Leitura: 1Jo 2,22-28

As leituras bíblicas continuam na sequencia natalina com a primeira Carta e com o Evangelho de um autor chamado pela tradição de “apóstolo João, filho de Zebedeu”, mas em Jo e 1Jo não se conta nada do que o filho de Zebedeu experimentou segundo os evangelhos sinóticos (cf. Mc 1,19; 5,37; 9,2; 13,3; 14,33). Portanto, hoje, a maioria dos peritos bíblicos atribuem a autoria do quarto evangelho a um (grupo) anônimo que se identifica como o “discípulo amado” (cf. Jo 13,23s; 18,15; 19,26.35; 21,7.20-23). Diferentes do Apocalipse (cujo autor se chama realmente “João”, cf. Ap 1,9), as três cartas apresentam tal parentesco literário doutrinal com o quarto Evangelho que só podem ser atribuídas à mesma autoria, ou seja, a última etapa da redação do evangelho que já escreve sobre o discípulo amado (Jo 21,20-24) e salienta a importância do amor e da união numa comunidade em crise (cf. 1Jo 2,19; Jo 15). Portanto, emprega a palavra “permanecer” seis vezes na leitura de hoje!

Quem é mentiroso, senão aquele que nega que Jesus é o Cristo? O Anticristo é aquele que nega o Pai e o Filho. Todo aquele que nega o Filho, também não possui o Pai. Quem confessa o Filho, possui também o Pai (vv. 22-23).

A “verdade” (v. 21) é a mensagem do evangelho, do qual não se segue falsidade alguma, a não ser que a falsifiquem antes. O critério de discernimento entre verdade e mentira é simples: aceitar Jesus como Cristo (messias) com todas as suas consequências, ou seja, como glorificado; isso implica reconhecê-lo como Filho de Deus em sentido forte (cf. as repetidas declarações do evangelho em Jo 5,23; 15,23; 16,3; cf. Mt 10,33; Mc 8,38p).
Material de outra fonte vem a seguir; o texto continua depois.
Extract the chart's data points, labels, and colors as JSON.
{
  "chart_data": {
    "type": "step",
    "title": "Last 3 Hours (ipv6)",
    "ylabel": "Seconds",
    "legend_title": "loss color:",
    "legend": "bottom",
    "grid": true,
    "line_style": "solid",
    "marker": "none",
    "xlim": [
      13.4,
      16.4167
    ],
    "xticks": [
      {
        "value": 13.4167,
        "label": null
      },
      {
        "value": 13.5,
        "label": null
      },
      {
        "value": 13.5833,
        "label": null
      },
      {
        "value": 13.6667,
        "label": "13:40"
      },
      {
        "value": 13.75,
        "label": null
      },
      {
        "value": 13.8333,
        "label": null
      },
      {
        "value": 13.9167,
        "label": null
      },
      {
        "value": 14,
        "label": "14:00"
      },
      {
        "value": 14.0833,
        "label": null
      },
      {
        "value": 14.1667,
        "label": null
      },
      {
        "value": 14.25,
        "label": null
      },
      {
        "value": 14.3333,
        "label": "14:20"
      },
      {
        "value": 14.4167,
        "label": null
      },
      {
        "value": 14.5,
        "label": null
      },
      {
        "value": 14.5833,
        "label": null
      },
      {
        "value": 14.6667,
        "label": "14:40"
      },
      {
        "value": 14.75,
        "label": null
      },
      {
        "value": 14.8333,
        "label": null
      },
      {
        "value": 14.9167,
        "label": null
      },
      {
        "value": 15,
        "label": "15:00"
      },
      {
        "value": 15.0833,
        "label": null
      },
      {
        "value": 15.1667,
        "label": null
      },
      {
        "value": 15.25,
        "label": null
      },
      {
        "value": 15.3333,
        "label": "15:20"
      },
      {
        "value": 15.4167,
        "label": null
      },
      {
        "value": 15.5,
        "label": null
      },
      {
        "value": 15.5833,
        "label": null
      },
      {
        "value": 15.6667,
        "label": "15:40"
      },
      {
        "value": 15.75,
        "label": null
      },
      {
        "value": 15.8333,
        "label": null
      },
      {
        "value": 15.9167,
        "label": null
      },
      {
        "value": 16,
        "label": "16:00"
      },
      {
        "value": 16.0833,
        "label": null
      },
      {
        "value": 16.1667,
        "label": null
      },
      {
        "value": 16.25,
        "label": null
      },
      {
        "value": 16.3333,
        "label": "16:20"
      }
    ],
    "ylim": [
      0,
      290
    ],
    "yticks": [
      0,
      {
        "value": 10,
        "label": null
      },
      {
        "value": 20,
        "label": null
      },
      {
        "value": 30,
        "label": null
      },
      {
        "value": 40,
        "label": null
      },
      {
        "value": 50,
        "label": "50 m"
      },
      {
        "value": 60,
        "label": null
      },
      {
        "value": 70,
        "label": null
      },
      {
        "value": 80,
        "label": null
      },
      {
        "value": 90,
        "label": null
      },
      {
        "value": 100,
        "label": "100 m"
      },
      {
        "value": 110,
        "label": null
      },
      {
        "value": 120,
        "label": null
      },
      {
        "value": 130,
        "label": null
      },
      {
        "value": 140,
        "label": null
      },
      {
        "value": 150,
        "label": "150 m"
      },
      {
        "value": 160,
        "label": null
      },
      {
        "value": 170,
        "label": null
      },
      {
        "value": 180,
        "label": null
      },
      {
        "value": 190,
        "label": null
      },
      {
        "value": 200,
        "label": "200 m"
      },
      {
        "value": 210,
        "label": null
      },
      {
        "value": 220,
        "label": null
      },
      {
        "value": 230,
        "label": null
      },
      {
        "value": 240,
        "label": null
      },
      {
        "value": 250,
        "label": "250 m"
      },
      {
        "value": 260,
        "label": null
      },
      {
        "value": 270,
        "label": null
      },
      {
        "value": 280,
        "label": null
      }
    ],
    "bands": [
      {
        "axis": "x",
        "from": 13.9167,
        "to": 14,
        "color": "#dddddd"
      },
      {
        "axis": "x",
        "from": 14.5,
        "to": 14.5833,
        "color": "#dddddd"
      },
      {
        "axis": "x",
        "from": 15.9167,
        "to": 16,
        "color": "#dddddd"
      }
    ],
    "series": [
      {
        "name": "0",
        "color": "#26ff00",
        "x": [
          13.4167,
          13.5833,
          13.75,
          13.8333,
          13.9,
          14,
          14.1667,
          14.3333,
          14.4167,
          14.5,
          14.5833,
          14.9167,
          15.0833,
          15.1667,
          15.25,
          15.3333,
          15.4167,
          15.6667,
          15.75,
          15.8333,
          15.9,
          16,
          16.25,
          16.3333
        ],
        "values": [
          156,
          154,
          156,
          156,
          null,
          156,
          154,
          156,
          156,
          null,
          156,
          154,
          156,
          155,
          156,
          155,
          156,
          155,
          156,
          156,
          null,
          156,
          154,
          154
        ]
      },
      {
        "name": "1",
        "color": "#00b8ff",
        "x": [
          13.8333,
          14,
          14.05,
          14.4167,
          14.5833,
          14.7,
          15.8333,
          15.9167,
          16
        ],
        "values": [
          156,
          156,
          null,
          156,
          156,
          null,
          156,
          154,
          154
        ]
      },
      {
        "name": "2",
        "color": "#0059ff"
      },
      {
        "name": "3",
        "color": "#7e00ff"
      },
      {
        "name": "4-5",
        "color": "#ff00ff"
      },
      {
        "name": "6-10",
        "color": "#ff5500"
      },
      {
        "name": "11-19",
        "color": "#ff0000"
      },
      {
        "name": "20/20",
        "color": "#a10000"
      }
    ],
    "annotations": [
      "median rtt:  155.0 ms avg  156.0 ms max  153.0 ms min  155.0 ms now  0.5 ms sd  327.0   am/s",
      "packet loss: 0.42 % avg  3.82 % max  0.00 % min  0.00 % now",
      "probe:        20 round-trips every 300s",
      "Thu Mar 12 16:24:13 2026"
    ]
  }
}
Igual ao quarto evangelho, a leitura da carta fala da união do Pai e do Filho. Quem nega que Jesus é o Cristo, o Filho de Deus, também “não possui o Pai”, é “mentiroso”, é o Anticristo (cf. v. 18). Jo 4,44 chama o diabo “pai da mentira” (cf. 2Ts 2,4; Mc 13,21-22p). A heresia gnóstica (doutrina falsa: salvação apenas pelo conhecimento, não pela encarnação e cruz) dos “anticristos” (plural em v. 18) não negava, como faziam os judeus, a dignidade messiânica do homem Jesus, mas queria separar o Cristo celeste deste ser tido como humano demais que se chamava Jesus de Nazaré (cf. 4,2-3; 2Jo 7.9).

A pregação apostólica pode abrir o coração das pessoas por um discernimento e uma experiência intelectual: “possuis a ciência” (2,20; 1Cor 2,10-15). “Possuir o Pai” não quer dizer apoderar-se dele, mas ter conhecimento dele (pelo Espírito, cf. v. 27) e comunhão com ele (cf. Jo 14,7-9; 17,26).

Permaneça dentro de vós aquilo que ouvistes desde o princípio. Se o que ouvistes desde o princípio permanecer em vós, permanecereis com o Filho e com o Pai. E esta é a promessa que ele nos fez: a vida eterna. Escrevo isto a respeito dos que procuram desencaminhar-vos (vv. 24-26).

Quem não se deixar desviar (cf. Gl 1,6-7), mas permanecer na doutrina autêntica dos apóstolos (“aquilo que ouvistes desde o princípio”, evoca a catequese batismal; cf. 2,7.13; 3,11; 4,3; 2Jo 6), permanecerá com o Filho e com o Pai e receberá a promessa: a “vida eterna” (1,2; 2,17.25; 3,14s;  5,20; Jo 6,40.47.54; 17,2s; cf. 1Jo 2,17).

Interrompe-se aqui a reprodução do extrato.